IP led services on track
Investment in IP services are on track and revenues from this nonlinear business is expected to be on growth path. The margins on IP business are 10-20% higher than other businesses.
FY12 revenue guidance and PAT guidance lowered
Earlier revenue guidance for FY12 was USD220mn, which has been lowered to USD205-210mn due to uncertain environment. The company expects flattish revenue in Q3FY12. Growth in OPD is expected to slowdown due to delays in decision making. Earlier, PAT guidance was similar to FY11 that now has been revised downwards in the range of Rs1,250-1,350mn (FY11 PAT Rs1,397mn).

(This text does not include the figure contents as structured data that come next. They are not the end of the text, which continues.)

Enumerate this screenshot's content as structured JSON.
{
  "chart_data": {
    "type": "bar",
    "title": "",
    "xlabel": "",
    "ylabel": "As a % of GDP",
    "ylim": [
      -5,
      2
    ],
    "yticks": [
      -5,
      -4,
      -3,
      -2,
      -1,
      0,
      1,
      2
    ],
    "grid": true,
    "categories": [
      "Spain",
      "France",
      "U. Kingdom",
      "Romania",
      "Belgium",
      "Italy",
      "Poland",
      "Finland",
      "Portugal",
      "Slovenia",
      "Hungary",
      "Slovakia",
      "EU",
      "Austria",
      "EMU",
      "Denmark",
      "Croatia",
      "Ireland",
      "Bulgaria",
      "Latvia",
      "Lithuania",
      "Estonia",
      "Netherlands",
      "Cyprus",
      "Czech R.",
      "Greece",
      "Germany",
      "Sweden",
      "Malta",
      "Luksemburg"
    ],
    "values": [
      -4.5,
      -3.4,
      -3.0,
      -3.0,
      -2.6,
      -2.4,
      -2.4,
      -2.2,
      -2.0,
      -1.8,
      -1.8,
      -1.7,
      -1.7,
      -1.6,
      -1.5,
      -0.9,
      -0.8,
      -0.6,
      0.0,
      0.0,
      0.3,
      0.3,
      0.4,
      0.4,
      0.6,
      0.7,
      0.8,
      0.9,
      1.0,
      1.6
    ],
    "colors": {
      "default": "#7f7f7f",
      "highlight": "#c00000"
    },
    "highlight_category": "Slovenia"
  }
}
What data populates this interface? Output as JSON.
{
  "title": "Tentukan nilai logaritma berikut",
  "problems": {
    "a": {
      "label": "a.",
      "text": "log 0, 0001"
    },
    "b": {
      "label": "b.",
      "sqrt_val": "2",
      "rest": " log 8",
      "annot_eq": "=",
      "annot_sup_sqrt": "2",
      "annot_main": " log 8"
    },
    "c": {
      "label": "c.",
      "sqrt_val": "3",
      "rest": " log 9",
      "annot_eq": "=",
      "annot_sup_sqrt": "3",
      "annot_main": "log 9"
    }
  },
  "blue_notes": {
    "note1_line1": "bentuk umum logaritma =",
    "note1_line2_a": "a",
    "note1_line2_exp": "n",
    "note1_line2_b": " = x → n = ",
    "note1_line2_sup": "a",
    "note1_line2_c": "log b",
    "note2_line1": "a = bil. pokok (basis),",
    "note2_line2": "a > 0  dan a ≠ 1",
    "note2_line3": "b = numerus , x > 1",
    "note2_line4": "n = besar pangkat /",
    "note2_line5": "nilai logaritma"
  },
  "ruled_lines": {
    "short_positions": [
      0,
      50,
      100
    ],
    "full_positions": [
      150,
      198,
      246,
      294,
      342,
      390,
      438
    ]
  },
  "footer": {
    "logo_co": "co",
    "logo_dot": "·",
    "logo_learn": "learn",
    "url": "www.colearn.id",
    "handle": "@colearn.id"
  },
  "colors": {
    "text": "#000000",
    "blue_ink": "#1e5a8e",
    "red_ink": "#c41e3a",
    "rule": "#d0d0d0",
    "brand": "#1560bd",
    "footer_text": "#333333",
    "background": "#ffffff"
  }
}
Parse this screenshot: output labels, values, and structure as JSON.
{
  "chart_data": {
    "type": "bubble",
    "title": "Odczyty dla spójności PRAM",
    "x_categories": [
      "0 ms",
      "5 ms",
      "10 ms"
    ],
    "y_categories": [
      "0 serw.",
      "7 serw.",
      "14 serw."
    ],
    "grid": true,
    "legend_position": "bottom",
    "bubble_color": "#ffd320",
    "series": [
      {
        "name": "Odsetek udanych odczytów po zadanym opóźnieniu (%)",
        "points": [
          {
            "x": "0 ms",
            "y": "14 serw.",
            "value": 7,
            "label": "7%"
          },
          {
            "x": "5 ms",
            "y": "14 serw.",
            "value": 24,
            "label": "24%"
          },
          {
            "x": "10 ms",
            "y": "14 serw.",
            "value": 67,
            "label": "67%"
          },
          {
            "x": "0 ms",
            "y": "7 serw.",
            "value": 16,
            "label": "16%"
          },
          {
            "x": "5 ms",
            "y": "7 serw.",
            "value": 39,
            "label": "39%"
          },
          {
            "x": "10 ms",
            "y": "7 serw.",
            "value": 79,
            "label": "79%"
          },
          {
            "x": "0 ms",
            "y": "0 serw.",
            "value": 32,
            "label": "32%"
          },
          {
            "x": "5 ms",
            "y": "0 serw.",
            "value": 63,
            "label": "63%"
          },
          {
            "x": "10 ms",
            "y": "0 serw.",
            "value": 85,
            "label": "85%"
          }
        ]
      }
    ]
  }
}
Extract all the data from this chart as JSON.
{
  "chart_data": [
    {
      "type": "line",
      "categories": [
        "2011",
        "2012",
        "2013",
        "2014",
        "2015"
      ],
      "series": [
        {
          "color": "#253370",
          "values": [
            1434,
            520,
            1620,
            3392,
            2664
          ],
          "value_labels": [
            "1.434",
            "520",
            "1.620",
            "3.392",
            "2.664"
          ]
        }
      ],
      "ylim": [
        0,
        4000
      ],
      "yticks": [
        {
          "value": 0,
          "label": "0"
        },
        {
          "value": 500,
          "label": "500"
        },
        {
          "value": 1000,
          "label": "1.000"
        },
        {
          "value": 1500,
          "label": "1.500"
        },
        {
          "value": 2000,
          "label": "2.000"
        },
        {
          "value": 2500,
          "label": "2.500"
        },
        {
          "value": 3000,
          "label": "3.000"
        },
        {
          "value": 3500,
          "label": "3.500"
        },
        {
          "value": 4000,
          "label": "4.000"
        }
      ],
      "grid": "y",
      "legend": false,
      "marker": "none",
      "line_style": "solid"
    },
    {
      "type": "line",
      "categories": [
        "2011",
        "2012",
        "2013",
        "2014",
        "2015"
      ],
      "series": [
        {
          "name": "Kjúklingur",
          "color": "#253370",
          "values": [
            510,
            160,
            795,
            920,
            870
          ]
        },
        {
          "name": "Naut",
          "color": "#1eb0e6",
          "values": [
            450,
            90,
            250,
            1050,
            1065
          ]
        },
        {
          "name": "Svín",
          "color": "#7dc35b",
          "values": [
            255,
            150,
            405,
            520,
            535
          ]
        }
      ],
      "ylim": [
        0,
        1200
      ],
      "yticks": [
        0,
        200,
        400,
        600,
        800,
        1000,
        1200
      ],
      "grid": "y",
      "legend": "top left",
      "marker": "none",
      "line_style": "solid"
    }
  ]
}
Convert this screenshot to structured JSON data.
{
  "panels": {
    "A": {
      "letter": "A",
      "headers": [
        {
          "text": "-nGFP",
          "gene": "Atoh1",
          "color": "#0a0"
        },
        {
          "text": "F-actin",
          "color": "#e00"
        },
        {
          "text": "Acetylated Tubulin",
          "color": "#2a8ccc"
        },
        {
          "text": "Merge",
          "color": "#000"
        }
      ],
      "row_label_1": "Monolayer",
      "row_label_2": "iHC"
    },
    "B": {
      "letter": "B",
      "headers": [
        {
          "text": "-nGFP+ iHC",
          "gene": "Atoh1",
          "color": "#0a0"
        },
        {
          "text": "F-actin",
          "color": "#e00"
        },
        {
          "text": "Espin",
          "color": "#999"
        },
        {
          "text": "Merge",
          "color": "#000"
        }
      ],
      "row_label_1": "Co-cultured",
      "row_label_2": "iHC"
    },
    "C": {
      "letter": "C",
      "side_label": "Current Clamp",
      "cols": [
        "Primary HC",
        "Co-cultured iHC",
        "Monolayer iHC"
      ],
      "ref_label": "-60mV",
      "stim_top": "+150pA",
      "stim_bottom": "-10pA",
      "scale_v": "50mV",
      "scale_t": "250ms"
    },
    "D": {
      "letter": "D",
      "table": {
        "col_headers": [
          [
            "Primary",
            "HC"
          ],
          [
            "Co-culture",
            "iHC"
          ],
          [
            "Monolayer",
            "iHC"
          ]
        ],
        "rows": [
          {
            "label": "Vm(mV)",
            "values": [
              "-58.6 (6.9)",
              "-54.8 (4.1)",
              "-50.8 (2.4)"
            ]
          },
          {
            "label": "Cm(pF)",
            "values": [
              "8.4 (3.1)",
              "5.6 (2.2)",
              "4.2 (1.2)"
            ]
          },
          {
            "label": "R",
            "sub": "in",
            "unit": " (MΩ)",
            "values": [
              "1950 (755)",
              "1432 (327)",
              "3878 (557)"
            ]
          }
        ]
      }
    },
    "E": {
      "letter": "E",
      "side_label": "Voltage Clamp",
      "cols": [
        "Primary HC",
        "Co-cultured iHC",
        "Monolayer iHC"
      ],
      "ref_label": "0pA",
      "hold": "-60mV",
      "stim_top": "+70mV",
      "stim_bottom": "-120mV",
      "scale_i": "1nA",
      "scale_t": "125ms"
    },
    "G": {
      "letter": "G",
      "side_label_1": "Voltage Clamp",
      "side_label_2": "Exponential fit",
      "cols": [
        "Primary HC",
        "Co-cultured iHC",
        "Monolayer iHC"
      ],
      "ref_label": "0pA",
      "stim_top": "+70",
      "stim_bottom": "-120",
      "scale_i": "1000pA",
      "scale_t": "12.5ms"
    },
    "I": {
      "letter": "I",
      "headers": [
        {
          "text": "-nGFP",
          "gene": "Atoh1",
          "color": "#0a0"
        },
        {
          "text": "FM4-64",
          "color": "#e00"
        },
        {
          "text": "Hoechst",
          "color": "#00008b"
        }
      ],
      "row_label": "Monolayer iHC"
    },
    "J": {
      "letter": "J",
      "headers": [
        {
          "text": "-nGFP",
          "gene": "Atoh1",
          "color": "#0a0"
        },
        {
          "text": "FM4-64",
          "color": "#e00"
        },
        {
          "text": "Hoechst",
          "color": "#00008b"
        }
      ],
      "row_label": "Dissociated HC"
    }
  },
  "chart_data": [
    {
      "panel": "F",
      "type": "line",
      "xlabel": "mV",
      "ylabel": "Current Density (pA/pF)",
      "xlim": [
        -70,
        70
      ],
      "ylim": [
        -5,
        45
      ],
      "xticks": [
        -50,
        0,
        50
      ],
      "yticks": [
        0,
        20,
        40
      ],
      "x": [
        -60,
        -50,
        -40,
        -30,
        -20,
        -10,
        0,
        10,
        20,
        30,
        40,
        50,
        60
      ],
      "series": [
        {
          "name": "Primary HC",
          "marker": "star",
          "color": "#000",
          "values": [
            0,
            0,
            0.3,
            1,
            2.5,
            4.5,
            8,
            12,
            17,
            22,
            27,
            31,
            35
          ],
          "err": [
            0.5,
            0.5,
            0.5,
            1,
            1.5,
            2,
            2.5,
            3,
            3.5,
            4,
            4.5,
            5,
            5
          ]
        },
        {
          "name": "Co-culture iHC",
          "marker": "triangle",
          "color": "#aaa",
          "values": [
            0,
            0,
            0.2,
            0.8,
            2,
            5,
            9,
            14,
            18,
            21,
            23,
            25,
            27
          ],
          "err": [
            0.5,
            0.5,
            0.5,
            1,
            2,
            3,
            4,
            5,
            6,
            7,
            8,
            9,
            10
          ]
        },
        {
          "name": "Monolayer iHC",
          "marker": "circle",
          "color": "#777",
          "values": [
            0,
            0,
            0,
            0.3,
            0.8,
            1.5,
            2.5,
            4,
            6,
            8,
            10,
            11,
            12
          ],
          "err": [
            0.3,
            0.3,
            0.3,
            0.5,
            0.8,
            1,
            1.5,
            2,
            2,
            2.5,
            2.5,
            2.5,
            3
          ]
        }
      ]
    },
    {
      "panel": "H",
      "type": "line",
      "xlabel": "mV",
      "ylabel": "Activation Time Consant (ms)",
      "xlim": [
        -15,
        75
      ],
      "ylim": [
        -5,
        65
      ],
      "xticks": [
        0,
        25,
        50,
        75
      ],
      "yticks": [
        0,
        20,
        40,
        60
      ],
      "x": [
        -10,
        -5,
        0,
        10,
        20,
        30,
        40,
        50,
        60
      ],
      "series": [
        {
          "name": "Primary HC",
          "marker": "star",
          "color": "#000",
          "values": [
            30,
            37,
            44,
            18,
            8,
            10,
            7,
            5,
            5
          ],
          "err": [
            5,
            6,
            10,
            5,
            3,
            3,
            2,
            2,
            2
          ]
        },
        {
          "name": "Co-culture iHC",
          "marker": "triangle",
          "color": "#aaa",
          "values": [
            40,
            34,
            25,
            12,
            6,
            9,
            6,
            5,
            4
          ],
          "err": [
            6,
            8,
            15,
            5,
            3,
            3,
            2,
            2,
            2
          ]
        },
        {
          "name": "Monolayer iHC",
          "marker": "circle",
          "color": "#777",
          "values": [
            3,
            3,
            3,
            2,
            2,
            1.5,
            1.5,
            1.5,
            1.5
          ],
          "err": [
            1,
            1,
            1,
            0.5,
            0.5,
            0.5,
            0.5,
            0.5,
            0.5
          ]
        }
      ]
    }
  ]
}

Higher hedges will restrict benefit from rupee depreciation
The company has hedges worth USD103.5mn including USD30.5mn at 47.7 for Q4FY12, USD23.75mn (@INR/USD 47.85), USD25.75mn (@INR/USD 48.06) and USD23.50mn (@INR/USD 51.78) for Q1, Q2 and Q3 respectively. Due to this the company won't gain much benefits of rupee depreciation in the near term.
Outlook & Recommendation – Persistent has revised downwards its revenue & PAT guidance for FY12 but a significant portion of this is already factored in the estimates due to expectation of slowdown in decision making related to discretionary IT spending. We revise EPS estimates downward by 2% and 9% for FY12 and FY13 respectively. However, the company will continue to attract premium compared to its peers due to niche service offerings & marquee clientele. We downgrade our rating to "Accumulate" with a revised target price of Rs349 based on 11x FY13E EPS.